En plus de cela, d’autres analyses ont été menées par plusieurs laboratoires indépendants à d’autres périodes de l’année et aucun n’a trouvé de taux d’aluminium inhabituels. Il faudrait ajouter que même dans des conditions normales, le taux d’aluminium n’est jamais de zéro. il est évidemment faible mais jamais inexistant. Nous avons donc là un parfait témoignage semblant accablant et alarmant mais qui en réalité est parfaitement explicable et même démontré par d’autres analyses.

- Retour d’Allan Buckmann qui encore une fois sort des propos caricaturaux. De nouveaux nuages seraient apparus. Sans doute parle-t-il de l’asperatus, repéré en 2009. Ce nuage n’est d’ailleurs pas encore rentré dans l’Atlas international des nuages. En réalité, il ne fait même pas consensus au sein de la communauté scientifique puisqu’il est considéré par certains scientifiques comme une simple variation de nuages existants et non d’un nouveau nuage à proprement parler. On dévie peu à peu dans une théorie complotiste où des choses cachées ont lieu et lorsqu’elles se voient, comme ce supposé nuage, les instigateurs du complot essaieraient de camoufler cela par des raisons scientifiques. J’ignore d’ailleurs pourquoi il est fait mention de la NASA car cet organisme n’a rien à voir avec la classification des nuages.

- Mark McCandlish reprend la parole pour parler de programmes de recherche où il serait question d’ajouter de l’aluminium dans le carburant de l’avion. Ce qui saute aux yeux, c’est d’abord qu’il s’agit d’un programme de recherche. Si c’est en test, cela veut dire que ce n’est pas généralisé et que ça ne peut pas expliquer les soit-disant taux d’aluminium trouvés par certaines analyses. Je n’ai en outre trouvé aucune référence de ces recherches sur internet et ne peux donc vérifier l’exactitude de ces informations.

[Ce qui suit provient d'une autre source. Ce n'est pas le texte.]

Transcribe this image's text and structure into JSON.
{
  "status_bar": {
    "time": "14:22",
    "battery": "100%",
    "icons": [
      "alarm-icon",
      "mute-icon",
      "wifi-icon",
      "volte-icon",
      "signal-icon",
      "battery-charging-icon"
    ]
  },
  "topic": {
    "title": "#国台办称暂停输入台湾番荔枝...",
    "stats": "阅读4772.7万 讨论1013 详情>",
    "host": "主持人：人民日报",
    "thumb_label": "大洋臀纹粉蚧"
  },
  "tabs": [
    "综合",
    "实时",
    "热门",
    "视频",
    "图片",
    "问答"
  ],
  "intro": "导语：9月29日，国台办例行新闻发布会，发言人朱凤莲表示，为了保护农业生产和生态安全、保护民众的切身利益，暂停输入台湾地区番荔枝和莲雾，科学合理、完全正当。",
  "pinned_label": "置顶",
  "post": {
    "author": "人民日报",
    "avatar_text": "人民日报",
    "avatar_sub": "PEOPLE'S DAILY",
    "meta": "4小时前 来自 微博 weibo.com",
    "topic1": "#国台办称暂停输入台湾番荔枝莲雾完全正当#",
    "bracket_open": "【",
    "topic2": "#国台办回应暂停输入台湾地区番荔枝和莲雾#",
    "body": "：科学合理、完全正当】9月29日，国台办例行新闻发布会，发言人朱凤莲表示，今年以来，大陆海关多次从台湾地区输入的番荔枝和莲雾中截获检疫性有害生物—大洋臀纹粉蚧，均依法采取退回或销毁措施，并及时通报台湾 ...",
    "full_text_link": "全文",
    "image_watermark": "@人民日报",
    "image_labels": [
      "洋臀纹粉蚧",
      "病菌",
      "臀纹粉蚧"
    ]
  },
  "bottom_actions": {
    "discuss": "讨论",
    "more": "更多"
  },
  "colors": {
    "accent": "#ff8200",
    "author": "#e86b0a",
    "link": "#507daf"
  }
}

- Septième témoignage, docteur Steven Davis. Il est ici question des « choses [qui] tombent du ciel ». Sans grande précision, il évoque sans doute les filaments aéroportés dont nous avons déjà parlé ici. Il est fait mention de contaminants définis, sous-entendu qui ont été repérés dans ces filaments. De quelles études parle-t-on ici ? Là encore, aucune référence. Le reste du témoignage reste dans un flou général entre morgellons et Alzheimer.

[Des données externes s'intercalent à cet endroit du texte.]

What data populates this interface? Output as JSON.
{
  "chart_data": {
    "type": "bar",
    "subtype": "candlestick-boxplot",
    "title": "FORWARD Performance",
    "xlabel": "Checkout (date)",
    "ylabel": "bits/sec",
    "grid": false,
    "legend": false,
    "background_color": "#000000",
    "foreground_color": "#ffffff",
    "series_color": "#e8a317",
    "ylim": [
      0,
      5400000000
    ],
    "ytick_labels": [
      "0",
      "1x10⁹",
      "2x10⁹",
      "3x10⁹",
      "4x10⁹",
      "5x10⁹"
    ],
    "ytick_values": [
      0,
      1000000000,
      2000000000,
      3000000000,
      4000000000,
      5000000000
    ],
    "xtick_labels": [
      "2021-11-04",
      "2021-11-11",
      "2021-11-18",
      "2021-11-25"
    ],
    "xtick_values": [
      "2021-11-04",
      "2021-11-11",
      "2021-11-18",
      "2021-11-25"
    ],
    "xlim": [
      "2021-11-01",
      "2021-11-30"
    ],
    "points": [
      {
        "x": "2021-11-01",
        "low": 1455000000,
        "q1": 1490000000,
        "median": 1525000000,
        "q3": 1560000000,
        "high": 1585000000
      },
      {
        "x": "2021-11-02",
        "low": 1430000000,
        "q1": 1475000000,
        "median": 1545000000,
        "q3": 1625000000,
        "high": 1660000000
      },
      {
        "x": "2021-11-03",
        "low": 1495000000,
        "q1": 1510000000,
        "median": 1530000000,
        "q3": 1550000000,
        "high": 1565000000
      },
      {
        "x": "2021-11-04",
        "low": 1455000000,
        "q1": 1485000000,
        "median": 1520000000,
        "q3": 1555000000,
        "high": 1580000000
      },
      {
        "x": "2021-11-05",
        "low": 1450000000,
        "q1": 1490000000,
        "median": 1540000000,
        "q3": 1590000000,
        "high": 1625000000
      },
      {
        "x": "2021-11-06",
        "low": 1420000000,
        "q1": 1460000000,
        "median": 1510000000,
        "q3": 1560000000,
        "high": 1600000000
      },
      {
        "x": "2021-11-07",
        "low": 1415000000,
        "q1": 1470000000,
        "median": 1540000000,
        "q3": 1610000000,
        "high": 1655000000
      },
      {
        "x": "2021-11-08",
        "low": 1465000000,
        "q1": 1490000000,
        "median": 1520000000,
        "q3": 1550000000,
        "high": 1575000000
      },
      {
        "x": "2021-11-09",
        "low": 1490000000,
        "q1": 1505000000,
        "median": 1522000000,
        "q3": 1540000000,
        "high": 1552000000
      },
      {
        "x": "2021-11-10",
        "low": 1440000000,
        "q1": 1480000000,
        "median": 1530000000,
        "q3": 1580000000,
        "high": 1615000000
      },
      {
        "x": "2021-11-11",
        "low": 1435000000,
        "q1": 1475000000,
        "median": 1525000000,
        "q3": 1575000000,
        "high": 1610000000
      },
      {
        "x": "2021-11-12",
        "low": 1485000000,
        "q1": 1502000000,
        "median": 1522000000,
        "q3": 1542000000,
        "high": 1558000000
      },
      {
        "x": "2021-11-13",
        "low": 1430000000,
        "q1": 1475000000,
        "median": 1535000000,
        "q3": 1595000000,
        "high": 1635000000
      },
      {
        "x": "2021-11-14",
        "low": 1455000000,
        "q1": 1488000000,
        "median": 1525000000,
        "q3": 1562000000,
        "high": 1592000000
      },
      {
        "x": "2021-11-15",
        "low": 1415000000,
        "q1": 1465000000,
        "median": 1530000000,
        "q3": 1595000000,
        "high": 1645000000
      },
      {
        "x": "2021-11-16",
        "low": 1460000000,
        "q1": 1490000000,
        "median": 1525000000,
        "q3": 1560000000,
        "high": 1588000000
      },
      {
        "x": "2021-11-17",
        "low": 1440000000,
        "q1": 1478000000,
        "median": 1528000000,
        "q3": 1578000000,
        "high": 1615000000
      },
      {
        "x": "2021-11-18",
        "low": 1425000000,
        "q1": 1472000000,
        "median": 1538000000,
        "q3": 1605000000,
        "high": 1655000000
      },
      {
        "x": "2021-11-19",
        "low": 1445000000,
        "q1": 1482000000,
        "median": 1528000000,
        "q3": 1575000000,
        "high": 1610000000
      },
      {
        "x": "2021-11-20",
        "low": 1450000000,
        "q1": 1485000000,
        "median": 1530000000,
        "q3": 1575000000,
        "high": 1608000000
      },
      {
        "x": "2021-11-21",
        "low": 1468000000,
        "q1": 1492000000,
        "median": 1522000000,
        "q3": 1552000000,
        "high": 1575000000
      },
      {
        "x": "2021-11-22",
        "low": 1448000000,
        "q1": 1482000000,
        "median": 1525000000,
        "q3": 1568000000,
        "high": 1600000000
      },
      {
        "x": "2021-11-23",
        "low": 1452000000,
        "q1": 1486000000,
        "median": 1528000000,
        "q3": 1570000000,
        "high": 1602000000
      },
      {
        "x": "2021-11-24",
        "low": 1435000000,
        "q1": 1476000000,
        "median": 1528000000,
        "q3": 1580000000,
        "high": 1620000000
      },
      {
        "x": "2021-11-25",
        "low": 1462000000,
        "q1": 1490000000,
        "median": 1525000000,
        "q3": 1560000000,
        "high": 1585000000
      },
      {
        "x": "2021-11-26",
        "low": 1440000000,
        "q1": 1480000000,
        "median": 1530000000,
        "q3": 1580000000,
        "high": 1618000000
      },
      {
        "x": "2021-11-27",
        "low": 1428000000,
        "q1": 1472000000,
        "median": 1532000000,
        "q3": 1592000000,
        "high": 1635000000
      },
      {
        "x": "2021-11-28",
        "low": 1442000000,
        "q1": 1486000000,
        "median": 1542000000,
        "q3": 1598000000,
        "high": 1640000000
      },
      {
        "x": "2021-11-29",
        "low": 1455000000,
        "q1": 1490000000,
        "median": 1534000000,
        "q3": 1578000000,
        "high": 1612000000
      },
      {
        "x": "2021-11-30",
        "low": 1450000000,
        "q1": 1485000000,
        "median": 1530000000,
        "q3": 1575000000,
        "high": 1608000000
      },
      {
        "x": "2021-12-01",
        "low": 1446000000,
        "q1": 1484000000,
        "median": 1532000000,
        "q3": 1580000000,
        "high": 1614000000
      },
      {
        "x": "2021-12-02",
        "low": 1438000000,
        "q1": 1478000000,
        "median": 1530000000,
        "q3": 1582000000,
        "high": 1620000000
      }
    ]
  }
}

- Huitième témoignage, celui du neurologiste Hamid Rabiee. Selon ses observations, les maladies neuro-dégénératives auraient presque quadruplées depuis cinq ans. Il aurait déjà été de bonne augure d’avoir des chiffres plus précis. Un recensement individuel n’a aucune valeur et cette augmentation supposée peut s’expliquer autrement. On peut par exemple imaginer qu’avec l’expérience grandissante il reçoive plus de patients ou que davantage de patients avec ce type de maladies viennent le voir. Pour que de tels chiffres aient de la valeur, il faudrait un recensement national. Si une telle augmentation (impressionnante) avait réellement lieu, pas de doute qu’elle ferait les grands titres des journaux. En outre, notre période correspond au vieillissement des personnes nées lors du baby boom. Il y a donc plus de personnes devenant âgées qu’auparavant, et donc plus de malades dû à la vieillesse. Ajoutons à cela que les sources de pollutions se multiplient, on retrouve notamment une corrélation entre les pays développés et le nombre de victimes d’Alzheimer. Là encore, inutile de recourir à la théorie des chemtrails pour expliquer tout cela.

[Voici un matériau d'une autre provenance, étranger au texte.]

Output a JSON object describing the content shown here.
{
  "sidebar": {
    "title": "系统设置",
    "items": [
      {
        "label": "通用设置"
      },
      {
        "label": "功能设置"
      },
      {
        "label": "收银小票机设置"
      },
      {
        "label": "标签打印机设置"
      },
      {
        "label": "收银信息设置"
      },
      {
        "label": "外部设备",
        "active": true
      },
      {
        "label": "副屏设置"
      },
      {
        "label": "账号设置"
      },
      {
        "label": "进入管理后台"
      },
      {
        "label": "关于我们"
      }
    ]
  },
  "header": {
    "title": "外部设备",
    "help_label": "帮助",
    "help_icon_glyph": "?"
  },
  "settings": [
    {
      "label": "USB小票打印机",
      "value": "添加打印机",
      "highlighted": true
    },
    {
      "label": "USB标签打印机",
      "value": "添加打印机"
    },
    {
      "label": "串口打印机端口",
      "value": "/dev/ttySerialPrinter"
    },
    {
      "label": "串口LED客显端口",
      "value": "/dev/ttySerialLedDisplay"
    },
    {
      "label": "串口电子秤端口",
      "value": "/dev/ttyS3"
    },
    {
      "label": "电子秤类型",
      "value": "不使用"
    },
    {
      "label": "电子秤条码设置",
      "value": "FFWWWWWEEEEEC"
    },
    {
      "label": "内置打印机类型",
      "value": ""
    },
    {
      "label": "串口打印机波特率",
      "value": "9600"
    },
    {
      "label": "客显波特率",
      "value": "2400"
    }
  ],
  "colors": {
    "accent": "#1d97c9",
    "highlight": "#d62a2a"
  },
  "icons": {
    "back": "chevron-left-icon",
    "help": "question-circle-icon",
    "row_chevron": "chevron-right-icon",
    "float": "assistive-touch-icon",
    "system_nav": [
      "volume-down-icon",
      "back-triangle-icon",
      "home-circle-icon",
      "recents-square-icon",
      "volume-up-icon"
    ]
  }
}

- Retour de Franck Livolsi. Là encore on reste dans la pure spéculation et l’affirmation gratuite et personnelle : « Je sais qu’il y a une augmentation et qu’ils sont capables d’utiliser de l’aluminium ». Et moi je sais qu’il y a des caniches qui dansent le hip-hop sur Pluton. Pourquoi devrais-je apporter des preuves quand lui se permet des affirmations gratuites ? Sa référence à la micronisation (rendre un corps solide de la taille du microgramme) est d’ailleurs en contradiction avec le reste de ce qui est généralement dit. Ordinairement, il est fait mention de filaments mais désormais c’est de la poudre ?

- Retour d’Hamid Rabiee. « Comme vous l’avez entendu, ils épandent des nano-particules ». Encore une affirmation gratuite sans aucune source fournie. Pourquoi devrait-on le croire ? Car « on l’a entendu ».

- Retour de Steven Davis, avec du grand n’importe quoi. A 7:25, il déclare qu’on peut soigner des malades de l’Alzheimer en donnant l’exemple de patients de 56 ans soignés lorsqu’ils en avaient 80. Or, l’Alzheimer ne se soigne pas comme l’indique le site France-Alzheimer : L’erreur est tellement grossière de la part d’un supposé médecin que je soupçonne une erreur de traduction. En outre, il indique que l’autisme était quasiment inexistant dans les années 70, or, cette maladie a été définie dès 1911 comme on peut le voir ici. Dès les années 40, elle a fait l’objet d’identifications plus poussées. Il ne faut pas faire l’amalgame entre l’existence réelle de la maladie et son référencement auprès de la médecine. Autrement dit, ce n’est pas parce qu’une maladie n’est pas référencée qu’elle n’existe pas. L’autisme a d’ailleurs été défini de manière plus précise dans les années 80 permettant ainsi de mieux diagnostiquer les personnes concernées, donc d’augmenter le nombre de malade recensés. Ce dernier point est démontré par une étude qui prend le cas du Danemark. Au fil des années, la définition de l’autisme s’est précisée et a permis de mieux diagnostiquer les personnes concernées.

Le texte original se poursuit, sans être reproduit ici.